第六話 ぼっち上等
友達がいない? ひとりぼっち? 上等じゃないですか。何かいけないことなんですか。くだらん事でどうでもいい人物となあなあとつるみあって何が楽しいのですか?
たかだか数十年しかない短い短い本当に短い人生を、つまらない人物たちの興味も無い集まりに費やしている暇があるのですか。一人静かに良い本を読むか、感銘を受ける映画でも見ている方がなんぼかましです。
たまたま自分の周りに魂のふれあいをする相手がいなかっただけでしょ。そういう事もありますよ。人生なんだから。卑下する事でも悲嘆することでもありません。
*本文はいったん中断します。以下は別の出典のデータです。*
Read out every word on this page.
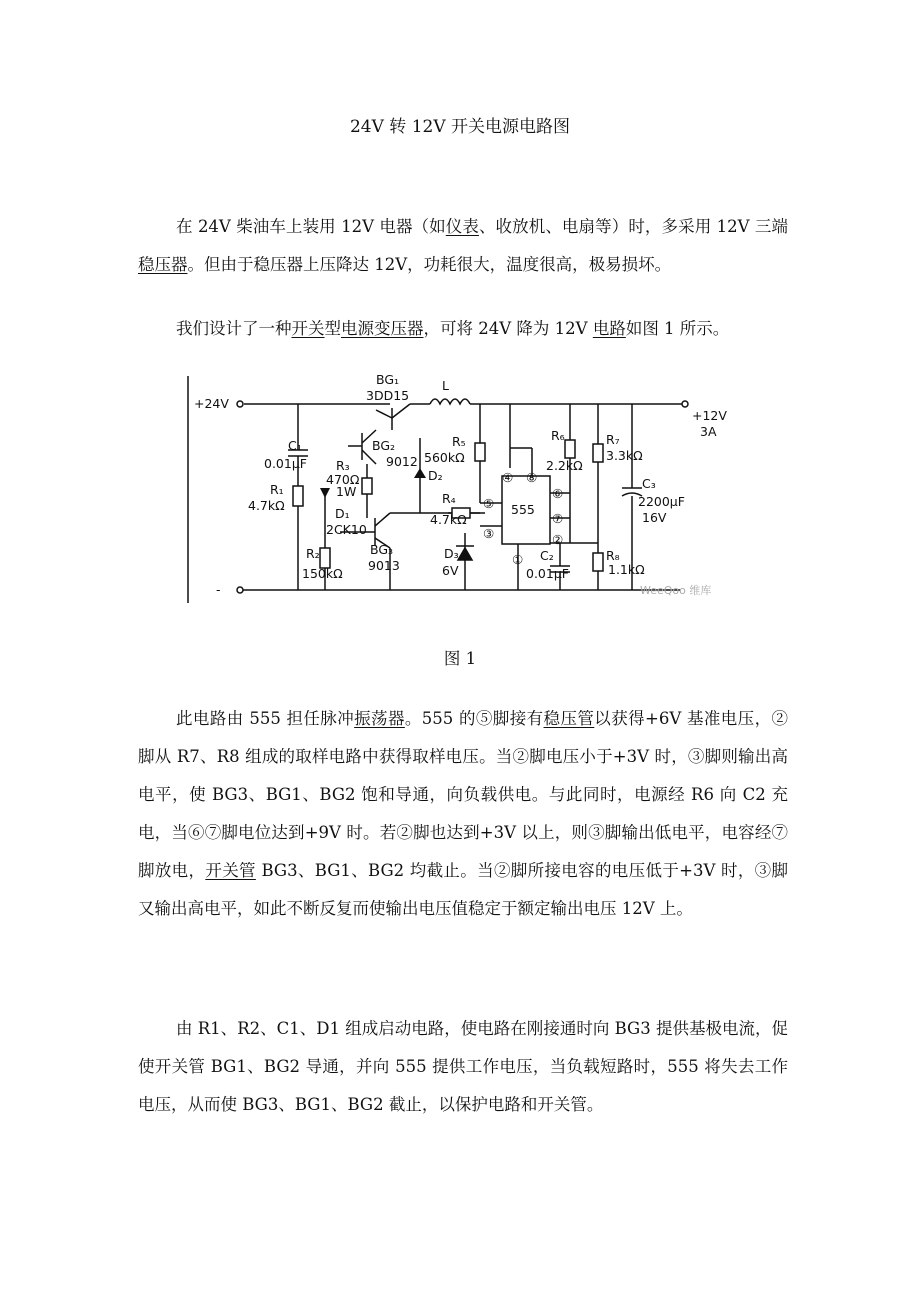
24V 转 12V 开关电源电路图

在 24V 柴油车上装用 12V 电器（如仪表、收放机、电扇等）时，多采用 12V 三端稳压器。但由于稳压器上压降达 12V，功耗很大，温度很高，极易损坏。

我们设计了一种开关型电源变压器，可将 24V 降为 12V 电路如图 1 所示。

+24V
-
+12V
3A
BG₁
3DD15
L
C₁
0.01μF
R₁
4.7kΩ
R₂
150kΩ
R₃
470Ω
1W
BG₂
9012
D₁
2CK10
D₂
BG₃
9013
R₅
560kΩ
R₄
4.7kΩ
D₃
6V
555
④ ⑧
⑤
③
⑥
⑦
②
①
R₆
2.2kΩ
C₂
0.01μF
R₇
3.3kΩ
R₈
1.1kΩ
C₃
2200μF
16V
WeeQoo 维库
图 1

此电路由 555 担任脉冲振荡器。555 的⑤脚接有稳压管以获得+6V 基准电压，②脚从 R7、R8 组成的取样电路中获得取样电压。当②脚电压小于+3V 时，③脚则输出高电平，使 BG3、BG1、BG2 饱和导通，向负载供电。与此同时，电源经 R6 向 C2 充电，当⑥⑦脚电位达到+9V 时。若②脚也达到+3V 以上，则③脚输出低电平，电容经⑦脚放电，开关管 BG3、BG1、BG2 均截止。当②脚所接电容的电压低于+3V 时，③脚又输出高电平，如此不断反复而使输出电压值稳定于额定输出电压 12V 上。

由 R1、R2、C1、D1 组成启动电路，使电路在刚接通时向 BG3 提供基极电流，促使开关管 BG1、BG2 导通，并向 555 提供工作电压，当负载短路时，555 将失去工作电压，从而使 BG3、BG1、BG2 截止，以保护电路和开关管。
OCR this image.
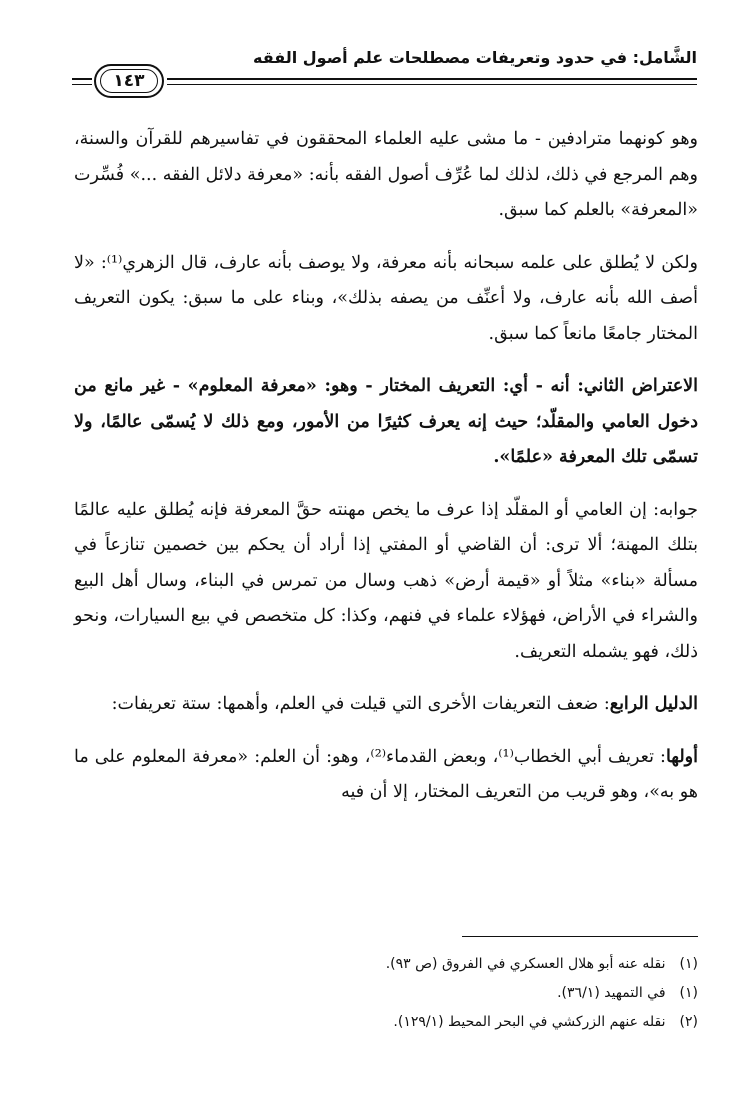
الشَّامل: في حدود وتعريفات مصطلحات علم أصول الفقه
١٤٣

وهو كونهما مترادفين - ما مشى عليه العلماء المحققون في تفاسيرهم للقرآن والسنة، وهم المرجع في ذلك، لذلك لما عُرِّف أصول الفقه بأنه: «معرفة دلائل الفقه ...» فُسِّرت «المعرفة» بالعلم كما سبق.

ولكن لا يُطلق على علمه سبحانه بأنه معرفة، ولا يوصف بأنه عارف، قال الزهري⁽¹⁾: «لا أصف الله بأنه عارف، ولا أعنِّف من يصفه بذلك»، وبناء على ما سبق: يكون التعريف المختار جامعًا مانعاً كما سبق.

الاعتراض الثاني: أنه - أي: التعريف المختار - وهو: «معرفة المعلوم» - غير مانع من دخول العامي والمقلّد؛ حيث إنه يعرف كثيرًا من الأمور، ومع ذلك لا يُسمّى عالمًا، ولا تسمّى تلك المعرفة «علمًا».

جوابه: إن العامي أو المقلّد إذا عرف ما يخص مهنته حقَّ المعرفة فإنه يُطلق عليه عالمًا بتلك المهنة؛ ألا ترى: أن القاضي أو المفتي إذا أراد أن يحكم بين خصمين تنازعاً في مسألة «بناء» مثلاً أو «قيمة أرض» ذهب وسال من تمرس في البناء، وسال أهل البيع والشراء في الأراض، فهؤلاء علماء في فنهم، وكذا: كل متخصص في بيع السيارات، ونحو ذلك، فهو يشمله التعريف.

الدليل الرابع: ضعف التعريفات الأخرى التي قيلت في العلم، وأهمها: ستة تعريفات:

أولها: تعريف أبي الخطاب⁽¹⁾، وبعض القدماء⁽²⁾، وهو: أن العلم: «معرفة المعلوم على ما هو به»، وهو قريب من التعريف المختار، إلا أن فيه

(١) نقله عنه أبو هلال العسكري في الفروق (ص ٩٣).
(١) في التمهيد (٣٦/١).
(٢) نقله عنهم الزركشي في البحر المحيط (١٢٩/١).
孤独だからこそ見えてくる世界、適当につるみ合っている連中には決して見ることのできない世界をあなたは見ることができるのです。
“百万人の小説家”石坂洋二郎こういってます。
「私は人と交われない陰性な人間である。だから、友人とよぶべき人間は、過去にも現在にもいない。私には、友人関係というものは、功利や打算やへつらいで成立するものだとしか考えられないのである。」(「ある詩集」1966,3)
みなさんは多分知らないと思いますが、石坂洋二郎は昭和20~30年代「青い山脈」「陽のあたる坂道」等の作品で大衆の絶大な人気を獲得した小説家です。特に「陽の当たる坂道」は大俳優石原裕次郎主演で大ヒットしました。
明るく健康的な大衆小説を量産し、若い男女が様々な人生のトラブルに直面するも、健康的で理想的な行動をすることで最終的にみんな幸せにハッピーエンドをむかえるというパターンは、戦後高度経済成長期の大衆に好まれベストセラーになりました。
「人間失格」の太宰治と同郷の青森出身で同世代ですが、太宰のように入水自殺をとげることもなく80年代まで長生きして大往生した、ある意味理想的な人生です。
そんな彼ですが友達は生涯一人もいなかったのです。みんながハッピーになる大衆小説を量産しながら、彼の目には別のものが見えていたのでしょう。